Perl 6 list comprehension
How can I overcome it?
By choosing a better algorithm:
Let my \N = 1_000_000_000
. You are interested in the value
[+] grep * %% 5, 1..N
which is the same as
[+] map * * 5, 1..N/5
which is in turn
5 * [+] 1..N/5
Rakudo is smart enough to sum a range in constant time and you'll get your result (almost) instantly.
It's slow, because you're trying to reify a gajilion of items. As an alternative, you could construct a sequence: (5, 10 … 1000000000).sum
, but that's still reifying and keeping around a ton of elements, so it's still slow. You could make a C-style loop and add to the sum for each increment, but that's no fun (and still slowish for large enough numbers).

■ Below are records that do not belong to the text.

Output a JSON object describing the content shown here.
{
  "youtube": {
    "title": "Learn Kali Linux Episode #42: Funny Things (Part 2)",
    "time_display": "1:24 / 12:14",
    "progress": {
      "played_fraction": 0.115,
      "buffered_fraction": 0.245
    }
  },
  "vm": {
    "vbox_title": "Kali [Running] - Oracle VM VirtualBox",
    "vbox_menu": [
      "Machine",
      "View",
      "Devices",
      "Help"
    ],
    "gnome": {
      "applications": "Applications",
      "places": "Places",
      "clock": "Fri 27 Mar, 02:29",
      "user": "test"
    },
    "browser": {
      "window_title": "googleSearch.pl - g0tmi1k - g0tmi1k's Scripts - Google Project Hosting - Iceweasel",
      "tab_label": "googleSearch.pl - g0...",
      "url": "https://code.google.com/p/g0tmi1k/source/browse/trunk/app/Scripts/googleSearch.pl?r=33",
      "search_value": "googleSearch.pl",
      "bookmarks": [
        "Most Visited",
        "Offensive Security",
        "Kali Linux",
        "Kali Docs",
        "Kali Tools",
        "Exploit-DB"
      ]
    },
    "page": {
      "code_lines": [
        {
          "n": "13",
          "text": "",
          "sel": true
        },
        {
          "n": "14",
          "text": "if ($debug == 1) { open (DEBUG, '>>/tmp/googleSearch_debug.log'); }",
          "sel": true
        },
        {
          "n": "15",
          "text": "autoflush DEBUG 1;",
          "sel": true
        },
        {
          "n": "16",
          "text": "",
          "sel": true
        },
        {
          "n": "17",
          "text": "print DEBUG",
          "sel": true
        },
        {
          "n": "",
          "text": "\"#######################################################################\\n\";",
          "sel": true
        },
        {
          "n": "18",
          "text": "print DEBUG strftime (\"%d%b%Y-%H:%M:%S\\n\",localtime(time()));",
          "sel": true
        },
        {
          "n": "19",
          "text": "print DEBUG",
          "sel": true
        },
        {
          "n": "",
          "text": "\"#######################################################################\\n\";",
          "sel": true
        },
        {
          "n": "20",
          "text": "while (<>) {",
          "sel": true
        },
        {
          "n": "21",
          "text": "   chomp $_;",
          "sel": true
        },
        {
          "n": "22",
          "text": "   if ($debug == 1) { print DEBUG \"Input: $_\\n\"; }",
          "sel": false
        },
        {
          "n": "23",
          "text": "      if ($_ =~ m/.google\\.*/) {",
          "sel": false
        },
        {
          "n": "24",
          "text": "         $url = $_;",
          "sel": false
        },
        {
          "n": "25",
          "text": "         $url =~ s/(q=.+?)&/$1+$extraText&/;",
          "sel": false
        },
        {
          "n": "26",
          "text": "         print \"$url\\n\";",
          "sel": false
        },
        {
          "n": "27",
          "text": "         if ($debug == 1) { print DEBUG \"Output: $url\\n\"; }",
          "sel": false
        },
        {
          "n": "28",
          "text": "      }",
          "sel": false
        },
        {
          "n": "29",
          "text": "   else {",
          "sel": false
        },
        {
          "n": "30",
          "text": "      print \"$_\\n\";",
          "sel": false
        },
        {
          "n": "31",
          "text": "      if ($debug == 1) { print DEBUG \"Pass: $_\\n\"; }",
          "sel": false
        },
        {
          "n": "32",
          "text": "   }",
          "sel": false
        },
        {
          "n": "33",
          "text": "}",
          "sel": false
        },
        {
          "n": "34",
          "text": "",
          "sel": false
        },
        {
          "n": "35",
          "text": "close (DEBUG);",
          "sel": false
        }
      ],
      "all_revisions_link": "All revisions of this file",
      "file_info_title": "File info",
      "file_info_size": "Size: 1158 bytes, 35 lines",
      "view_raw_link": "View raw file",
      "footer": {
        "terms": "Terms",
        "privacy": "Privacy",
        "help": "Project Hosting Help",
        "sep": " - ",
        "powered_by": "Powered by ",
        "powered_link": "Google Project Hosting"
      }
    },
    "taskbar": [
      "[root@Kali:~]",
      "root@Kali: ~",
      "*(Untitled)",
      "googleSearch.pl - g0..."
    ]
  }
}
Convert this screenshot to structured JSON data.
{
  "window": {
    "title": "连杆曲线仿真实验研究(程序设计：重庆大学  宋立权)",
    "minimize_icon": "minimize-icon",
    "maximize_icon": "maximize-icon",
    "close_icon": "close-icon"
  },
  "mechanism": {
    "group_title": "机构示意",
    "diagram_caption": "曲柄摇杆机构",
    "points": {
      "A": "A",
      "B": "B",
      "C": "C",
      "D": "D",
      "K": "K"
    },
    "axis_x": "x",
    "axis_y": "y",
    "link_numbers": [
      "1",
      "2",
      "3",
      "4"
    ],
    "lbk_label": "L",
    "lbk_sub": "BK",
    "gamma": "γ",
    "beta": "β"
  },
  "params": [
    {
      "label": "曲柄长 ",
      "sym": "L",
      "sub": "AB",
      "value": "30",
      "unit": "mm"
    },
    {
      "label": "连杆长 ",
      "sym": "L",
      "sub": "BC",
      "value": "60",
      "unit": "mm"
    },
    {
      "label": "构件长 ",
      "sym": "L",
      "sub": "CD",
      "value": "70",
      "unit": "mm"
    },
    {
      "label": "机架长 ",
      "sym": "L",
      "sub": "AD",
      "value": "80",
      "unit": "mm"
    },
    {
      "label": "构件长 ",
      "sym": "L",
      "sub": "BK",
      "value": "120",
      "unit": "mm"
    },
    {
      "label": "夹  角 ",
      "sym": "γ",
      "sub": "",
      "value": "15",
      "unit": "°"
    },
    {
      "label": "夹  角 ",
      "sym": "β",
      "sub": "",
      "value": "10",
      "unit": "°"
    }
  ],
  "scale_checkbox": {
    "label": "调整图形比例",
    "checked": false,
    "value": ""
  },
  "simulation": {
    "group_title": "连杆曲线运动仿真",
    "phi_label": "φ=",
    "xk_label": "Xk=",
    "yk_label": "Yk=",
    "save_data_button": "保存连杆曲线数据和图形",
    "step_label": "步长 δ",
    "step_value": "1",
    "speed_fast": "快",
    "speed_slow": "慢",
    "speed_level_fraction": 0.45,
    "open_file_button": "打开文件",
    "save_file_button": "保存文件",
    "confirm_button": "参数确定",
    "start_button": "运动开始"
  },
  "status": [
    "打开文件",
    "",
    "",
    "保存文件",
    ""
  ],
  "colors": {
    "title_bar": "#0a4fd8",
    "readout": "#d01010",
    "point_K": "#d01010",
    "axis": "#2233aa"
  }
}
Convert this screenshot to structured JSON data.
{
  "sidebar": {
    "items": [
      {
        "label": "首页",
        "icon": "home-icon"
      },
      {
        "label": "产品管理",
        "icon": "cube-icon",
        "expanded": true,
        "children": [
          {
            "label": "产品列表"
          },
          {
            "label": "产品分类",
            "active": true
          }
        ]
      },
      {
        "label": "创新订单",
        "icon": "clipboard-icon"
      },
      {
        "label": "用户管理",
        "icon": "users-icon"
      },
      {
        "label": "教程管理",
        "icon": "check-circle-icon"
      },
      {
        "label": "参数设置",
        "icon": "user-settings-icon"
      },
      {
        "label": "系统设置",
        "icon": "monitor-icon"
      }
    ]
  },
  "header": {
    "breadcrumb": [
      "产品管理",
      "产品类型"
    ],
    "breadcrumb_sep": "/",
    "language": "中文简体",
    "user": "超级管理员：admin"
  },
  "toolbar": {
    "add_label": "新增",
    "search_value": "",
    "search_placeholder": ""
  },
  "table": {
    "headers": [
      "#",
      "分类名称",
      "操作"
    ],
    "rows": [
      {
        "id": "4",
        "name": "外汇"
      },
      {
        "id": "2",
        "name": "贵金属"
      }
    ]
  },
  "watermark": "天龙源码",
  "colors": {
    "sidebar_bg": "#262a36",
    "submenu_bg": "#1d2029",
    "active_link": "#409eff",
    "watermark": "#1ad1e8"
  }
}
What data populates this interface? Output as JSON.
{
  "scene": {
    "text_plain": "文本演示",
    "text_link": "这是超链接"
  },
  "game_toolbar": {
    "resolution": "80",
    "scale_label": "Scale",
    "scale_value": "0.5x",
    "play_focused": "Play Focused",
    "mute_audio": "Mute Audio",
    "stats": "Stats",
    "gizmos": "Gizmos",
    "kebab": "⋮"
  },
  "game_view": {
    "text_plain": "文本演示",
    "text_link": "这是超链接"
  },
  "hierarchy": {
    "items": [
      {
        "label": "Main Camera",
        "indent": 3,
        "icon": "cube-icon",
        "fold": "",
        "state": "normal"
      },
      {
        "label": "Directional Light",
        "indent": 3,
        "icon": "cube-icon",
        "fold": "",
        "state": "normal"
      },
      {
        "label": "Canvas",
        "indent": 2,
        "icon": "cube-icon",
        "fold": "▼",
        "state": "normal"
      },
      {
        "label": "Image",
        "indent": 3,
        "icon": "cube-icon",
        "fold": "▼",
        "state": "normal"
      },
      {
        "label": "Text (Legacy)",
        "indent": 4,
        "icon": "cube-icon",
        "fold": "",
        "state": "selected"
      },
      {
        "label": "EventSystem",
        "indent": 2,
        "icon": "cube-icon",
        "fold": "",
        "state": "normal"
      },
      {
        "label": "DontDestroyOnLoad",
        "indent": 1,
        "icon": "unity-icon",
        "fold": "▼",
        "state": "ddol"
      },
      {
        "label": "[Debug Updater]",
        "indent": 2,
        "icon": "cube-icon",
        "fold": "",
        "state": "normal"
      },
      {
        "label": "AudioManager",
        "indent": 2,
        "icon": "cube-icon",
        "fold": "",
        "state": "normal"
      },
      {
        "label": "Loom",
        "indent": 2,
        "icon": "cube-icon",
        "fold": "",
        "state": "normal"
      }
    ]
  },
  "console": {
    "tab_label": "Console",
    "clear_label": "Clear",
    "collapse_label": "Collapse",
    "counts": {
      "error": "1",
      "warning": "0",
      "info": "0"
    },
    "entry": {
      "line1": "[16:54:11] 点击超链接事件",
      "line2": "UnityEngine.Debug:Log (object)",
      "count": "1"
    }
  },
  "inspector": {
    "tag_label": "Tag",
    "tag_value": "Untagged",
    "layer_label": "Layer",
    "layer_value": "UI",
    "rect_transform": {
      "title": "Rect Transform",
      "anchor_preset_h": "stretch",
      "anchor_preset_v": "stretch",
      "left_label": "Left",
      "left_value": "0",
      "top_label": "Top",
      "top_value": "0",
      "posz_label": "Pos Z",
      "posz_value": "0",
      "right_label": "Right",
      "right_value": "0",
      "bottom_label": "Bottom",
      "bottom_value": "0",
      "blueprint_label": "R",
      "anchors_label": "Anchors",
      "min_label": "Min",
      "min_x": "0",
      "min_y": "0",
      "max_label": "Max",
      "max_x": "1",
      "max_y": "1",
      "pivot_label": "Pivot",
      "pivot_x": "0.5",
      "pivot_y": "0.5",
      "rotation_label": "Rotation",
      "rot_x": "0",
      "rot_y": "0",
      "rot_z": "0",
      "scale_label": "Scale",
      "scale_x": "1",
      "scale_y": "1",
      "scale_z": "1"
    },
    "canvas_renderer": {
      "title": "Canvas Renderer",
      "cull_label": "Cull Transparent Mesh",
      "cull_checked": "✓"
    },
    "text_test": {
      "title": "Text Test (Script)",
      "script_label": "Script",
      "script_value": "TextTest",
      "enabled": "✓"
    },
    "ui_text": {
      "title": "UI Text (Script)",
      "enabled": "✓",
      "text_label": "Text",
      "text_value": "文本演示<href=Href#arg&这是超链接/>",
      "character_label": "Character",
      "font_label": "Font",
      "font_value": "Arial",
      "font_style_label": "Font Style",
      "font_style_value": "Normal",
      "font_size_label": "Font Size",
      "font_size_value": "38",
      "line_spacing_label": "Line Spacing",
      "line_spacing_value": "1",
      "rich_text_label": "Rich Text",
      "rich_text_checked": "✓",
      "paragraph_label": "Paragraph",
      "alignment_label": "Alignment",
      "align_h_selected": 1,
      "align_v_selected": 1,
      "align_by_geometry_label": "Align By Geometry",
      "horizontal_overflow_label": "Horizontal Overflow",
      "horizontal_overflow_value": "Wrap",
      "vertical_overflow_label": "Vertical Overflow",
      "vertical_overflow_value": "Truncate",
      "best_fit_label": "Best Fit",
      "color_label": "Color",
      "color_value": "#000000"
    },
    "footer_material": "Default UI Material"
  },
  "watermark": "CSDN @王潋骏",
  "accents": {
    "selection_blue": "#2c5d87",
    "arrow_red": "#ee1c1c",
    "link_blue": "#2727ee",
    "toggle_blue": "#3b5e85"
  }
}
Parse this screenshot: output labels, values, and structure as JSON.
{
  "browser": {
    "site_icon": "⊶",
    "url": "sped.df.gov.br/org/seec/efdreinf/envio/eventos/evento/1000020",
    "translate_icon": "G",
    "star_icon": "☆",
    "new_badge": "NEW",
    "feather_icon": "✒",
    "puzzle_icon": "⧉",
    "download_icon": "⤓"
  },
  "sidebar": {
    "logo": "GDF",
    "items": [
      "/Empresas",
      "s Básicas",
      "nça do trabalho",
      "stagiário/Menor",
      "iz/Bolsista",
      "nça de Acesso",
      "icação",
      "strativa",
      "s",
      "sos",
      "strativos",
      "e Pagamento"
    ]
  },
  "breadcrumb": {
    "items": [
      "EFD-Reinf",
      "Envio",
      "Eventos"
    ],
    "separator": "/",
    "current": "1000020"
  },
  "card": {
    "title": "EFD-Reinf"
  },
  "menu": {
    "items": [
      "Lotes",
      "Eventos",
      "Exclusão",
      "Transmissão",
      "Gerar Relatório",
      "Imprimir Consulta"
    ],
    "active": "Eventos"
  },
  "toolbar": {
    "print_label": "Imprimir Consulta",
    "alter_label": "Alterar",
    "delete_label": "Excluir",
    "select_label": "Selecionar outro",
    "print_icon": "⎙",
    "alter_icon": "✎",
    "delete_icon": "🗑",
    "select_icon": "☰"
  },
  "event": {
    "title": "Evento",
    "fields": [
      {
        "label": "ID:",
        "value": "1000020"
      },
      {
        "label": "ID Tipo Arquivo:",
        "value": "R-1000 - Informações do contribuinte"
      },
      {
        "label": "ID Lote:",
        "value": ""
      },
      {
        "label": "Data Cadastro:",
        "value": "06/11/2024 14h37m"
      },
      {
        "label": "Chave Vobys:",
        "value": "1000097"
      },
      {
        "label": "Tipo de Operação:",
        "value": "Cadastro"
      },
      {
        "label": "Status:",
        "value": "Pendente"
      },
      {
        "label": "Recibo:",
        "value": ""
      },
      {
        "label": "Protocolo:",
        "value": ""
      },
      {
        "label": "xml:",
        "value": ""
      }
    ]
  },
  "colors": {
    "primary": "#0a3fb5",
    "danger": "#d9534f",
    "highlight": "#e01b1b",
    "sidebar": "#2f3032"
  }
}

You can solve this with maths: the numbers divisible by N are multiples of it, and and if we factor out N out of that sequence, we find that the sum of all the numbers you're looking for is N * (1 + 2 + ... + floor 1000000000/N)
. Since that's a consecutive range up in there, we can use its Range.sum
(which knows how to do it fast) to calculate that part. Thus we get:
sub sum-of-stuff (\n, \d) { d * sum 1..n div d; }
say sum-of-stuff 1000000000, 5 # OUTPUT: 100000000500000000
So that's the fastest and sanest way to calculate your problem, but that's not the most fun!
You mentioned concurrency, so let's give that approach a whirl. Our problem is reifying stuff, so we need to figure out a way to chunk up our original range of numbers by the number of cores we have available, and then shoot up the work of reifying and finding multipliers to each individual core. We'll then sum up the stuff in each of the chunk in each of the core, and then come back to the main thread and sum up the sums of the chunks to get the final answers. In code, that'd look something like this:
constant N = 10000;
constant DIV = 5;
constant CORES = 32;
constant batch = N div CORES;
(0, batch … N, N).rotor(2 => -1).flat.map({$^a^..$^b})
.race(:batch :degree(CORES)).map(*.grep(* %% DIV).sum).sum.say;
The batch
is the size of the chunk each core needs to process and
here's the explanation of the one-liner that does all the work broken down for each bit:
We use the sequence operator to create a sequence of 0, batch, 2*batch, 3*batch
and so on, up to N
. Since we want N
to be part of it, we include it the second time:
(0, batch … N, N)
What we want now is to use that sequence to create a bunch of Range
objects, we want to re-use elements in the sequence, so we use .rotor
with batch of 2 and backstep of 1, then flatten the sublists and use .map
to create the Range objects (.map: *^..*
looks so much nicer, but alas, the Whatever Stars don't want to curry in that arrangement):
.rotor(2 => -1).flat.map({$^a^..$^b})
Now is the fun bit, we use the .race
method to create a HyperSeq
so it's evaluated using all of our cores. Its :batch
named argument lets you specify how many elements to process per batch and its :degree
specifies how many threads to use. We already batched up our data, so for :batch
we use 1
. And for :degree
we use the number of our cores. Why didn't we tell it to batch up our stuff? Because reification is our enemy and we want to reify in separate threads. Telling it to batch up would reify everything in one thread instead:
.race(:batch :degree(CORES))
So now we got our HyperSeq in hand, we can map over it. Each item is our Range
object sized for a batch, recall. So we'll call .grep
on it, looking for numbers divisible by the divisor we want, and then we'll call .sum
:
.map(*.grep(* %% DIV).sum)
The last cherry on the top, we want to sum up the sums of each chunk and print the result, so we call
.sum.say;
Tada!
You can also re-write the fun bit this way, and use Promises instead of .race
:
say sum await (0, batch … N, N).rotor(2 => -1).flat.map:
{ start sum grep * %% DIV, $^a^..$^b }
Similar and a bit shorter. The map that used to make Ranges for us now also fires up a Promise (using start
keyword) that greps and sums the chunk. At the start of the line, we added await
to wait for the result of all the promises and then sum up the results of that.
It's still slow as hell and won't help your original problem, hence why you should use a good algo instead ;)
Cheers.
How long does it take with a lower value than 1_000_000_000, say 1_000_000? On my machine that takes about 3 seconds. Extrapolating from that, 1000x as many values to check, would mean it would take something like 3000 seconds.
To make things faster, you could use the %% (is divisible by) operator, instead of % (modulo):
($_ if $_ %% 5 for 1..1000000000).sum
FWIW, I expected this to be faster. I will look into making %% faster, but I'm afraid you will still look at hour-scale times for your algorithm.